Now, decades later, there are schools in Bondar's name and a Canadian postage stamp with her face.
"Being the first Canadian woman was a big thing because it supposedly was going to show the diversity of the space program, which is — I don't want to choke over it — but I'm not sure that we have that, still," said Bondar.
Bondar inspired would-be female astronaut candidates like Alberta's Shawna Pandya. She said she's been fascinated by the night sky and space travel since childhood. Pandya followed in Bondar's footsteps, getting a degree in neuroscience and studying medicine before attending the International Space University in France.
"I remember being obsessed with reading about Dr. Bondar's trajectory. She inspired me in so many ways. She was hugely influential with the trails that she blazed," said Pandya.
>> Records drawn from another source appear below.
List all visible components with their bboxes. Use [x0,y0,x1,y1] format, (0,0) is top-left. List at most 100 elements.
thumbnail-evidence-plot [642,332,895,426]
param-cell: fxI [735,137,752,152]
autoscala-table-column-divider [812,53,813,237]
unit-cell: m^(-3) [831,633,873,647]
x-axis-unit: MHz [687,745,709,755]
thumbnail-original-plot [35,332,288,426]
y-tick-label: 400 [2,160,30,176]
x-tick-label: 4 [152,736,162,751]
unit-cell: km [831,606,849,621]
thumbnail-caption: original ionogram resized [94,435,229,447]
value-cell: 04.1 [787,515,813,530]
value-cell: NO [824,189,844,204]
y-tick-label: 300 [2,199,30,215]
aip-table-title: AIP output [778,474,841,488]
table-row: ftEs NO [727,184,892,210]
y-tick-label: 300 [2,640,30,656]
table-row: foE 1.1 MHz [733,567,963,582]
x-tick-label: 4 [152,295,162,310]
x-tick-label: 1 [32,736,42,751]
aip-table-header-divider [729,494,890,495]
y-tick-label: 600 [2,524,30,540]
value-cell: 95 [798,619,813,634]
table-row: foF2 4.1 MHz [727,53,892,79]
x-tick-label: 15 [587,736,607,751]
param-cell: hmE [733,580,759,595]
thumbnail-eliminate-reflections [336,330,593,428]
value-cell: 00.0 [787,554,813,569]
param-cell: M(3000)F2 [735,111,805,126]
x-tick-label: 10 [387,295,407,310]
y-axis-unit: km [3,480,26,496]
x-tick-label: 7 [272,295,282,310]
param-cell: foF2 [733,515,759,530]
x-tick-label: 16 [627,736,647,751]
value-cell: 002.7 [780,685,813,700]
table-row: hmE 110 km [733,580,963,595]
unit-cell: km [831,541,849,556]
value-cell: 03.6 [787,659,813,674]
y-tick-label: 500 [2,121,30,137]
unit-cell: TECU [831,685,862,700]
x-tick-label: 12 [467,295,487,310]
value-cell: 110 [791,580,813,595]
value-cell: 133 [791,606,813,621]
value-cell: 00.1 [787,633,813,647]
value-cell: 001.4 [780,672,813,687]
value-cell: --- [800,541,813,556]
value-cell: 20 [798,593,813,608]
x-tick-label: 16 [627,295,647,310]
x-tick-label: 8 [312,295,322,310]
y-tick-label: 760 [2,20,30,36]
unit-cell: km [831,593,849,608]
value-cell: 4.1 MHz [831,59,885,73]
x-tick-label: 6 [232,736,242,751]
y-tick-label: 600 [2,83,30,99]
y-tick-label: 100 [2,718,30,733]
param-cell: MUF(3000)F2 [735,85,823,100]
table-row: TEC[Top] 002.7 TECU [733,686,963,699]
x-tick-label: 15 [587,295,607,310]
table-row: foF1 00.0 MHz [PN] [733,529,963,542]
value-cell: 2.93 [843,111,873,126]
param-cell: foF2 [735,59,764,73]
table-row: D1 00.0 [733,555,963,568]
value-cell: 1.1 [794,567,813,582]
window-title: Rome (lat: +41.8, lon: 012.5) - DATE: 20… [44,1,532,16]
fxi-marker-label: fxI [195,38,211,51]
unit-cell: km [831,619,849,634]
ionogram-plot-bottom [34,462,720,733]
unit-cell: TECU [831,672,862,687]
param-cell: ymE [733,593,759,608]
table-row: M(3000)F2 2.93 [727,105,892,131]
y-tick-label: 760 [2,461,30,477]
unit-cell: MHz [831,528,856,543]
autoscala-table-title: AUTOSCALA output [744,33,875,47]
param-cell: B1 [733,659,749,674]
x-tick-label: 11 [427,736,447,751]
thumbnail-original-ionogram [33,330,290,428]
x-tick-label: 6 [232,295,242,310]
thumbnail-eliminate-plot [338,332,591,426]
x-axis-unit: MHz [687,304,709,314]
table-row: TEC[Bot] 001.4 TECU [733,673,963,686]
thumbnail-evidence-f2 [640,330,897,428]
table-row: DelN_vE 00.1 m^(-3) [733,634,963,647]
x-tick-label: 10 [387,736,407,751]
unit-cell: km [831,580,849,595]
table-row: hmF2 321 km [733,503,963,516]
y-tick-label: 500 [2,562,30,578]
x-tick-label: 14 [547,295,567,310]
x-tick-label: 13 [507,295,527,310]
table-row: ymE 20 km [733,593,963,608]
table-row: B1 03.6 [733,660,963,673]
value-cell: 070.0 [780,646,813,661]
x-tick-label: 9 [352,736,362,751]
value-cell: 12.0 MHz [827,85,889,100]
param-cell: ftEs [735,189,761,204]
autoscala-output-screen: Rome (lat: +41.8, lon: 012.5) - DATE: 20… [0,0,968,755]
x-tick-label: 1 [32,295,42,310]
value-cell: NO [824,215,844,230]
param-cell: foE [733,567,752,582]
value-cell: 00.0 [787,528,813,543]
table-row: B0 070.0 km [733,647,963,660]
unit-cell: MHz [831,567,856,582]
Despite Bondar's inroads, astronaut recruitment programs don't reflect Canada's diversity, still leaning toward military-trained males, according to Bondar.
NASA confirmed that 73 women have been to space — about 12 per cent of all people sent there so far.
"We can continue to expect it to increase as astronaut classes are increasingly diverse. Canada's last astronaut selection was 50/50," said Stephanie Schierholz, lead spokesperson for NASA public affairs.
The first woman in space was cosmonaut Valentina Tereshkova on the Soviet Union's Vostok 6 in 1963. America's first woman in space was Sally Ride, a California physicist aboard the Challenger's STS-7 mission that blasted off on June 18, 1983.
Currently, NASA's Artemis program aims to land the first woman on the moon by 2024.
Competition to be selected as an astronaut is fierce and often foreign nationals like Bondar are seen as "taking up space," she said. On board the shuttle, Bondar performed like any male crew member.
Commander Ronald Grabe voluntarily gave her his bunk or sleeping cabinet spot so she would not have to share with a male crew member.
"He didn't have to do that. That's the only special treatment I got as a female," said Bondar.
And she risked losing her coveted spot on the shuttle when she "kicked up a fuss" over the treatment of her family.
Bondar's father had died in 1985. In 1992, only her mother and sister came to see the launch at the Cape Canaveral Complex 39-A in Florida. While other astronaut families watched from a room in the assembly tower, Bondar's family members remained in the public gallery.
They were also denied the privilege of greeting Bondar when she landed at the Edwards Air Force Base in California after eight days in orbit.
"The rules said that unless you had a spouse or a dog, you couldn't have someone greet you. So I wasn't married. I didn't have a dog. I had a mother and a sister."
Bondar urges people to ask 'why'
In the end, after a fight, Bondar's mother did greet her, but her sister waved from behind barbed wire.
That moment still stings.
Bondar is adamant that it was her supportive family, not rocket fuel, that really launched her.
It was a childhood of asking: Why?
"If we don't ask those deep questions about what's out there … then we are never going to evolve," Bondar said.
Now the first neurologist in space has evolved into an avid wildlife photographer. She now studies endangered migratory birds and runs the Toronto-based Roberta Bondar Foundation. She says her new mission is fusing art and science in an effort to protect the planet.
- From CBC NewsMemories from space: Roberta Bondar marks 25th anniversary of Discovery shuttle mission
"When you look at Michelangelo and Leonardo da Vinci, you see the work that was done. It captures both art and science. So at some point along our path, art and science split.
"I'm not sure that was the best thing to do because scientists have to be creative or they couldn't possibly develop ways of looking at things with different perspectives. And artists really have to understand some science."
She said in space it was the absence of Earth's sounds and smells that she noticed most. No bird song. No scent of forest rain. That's when she says that she realized just how much Earth really meant to her.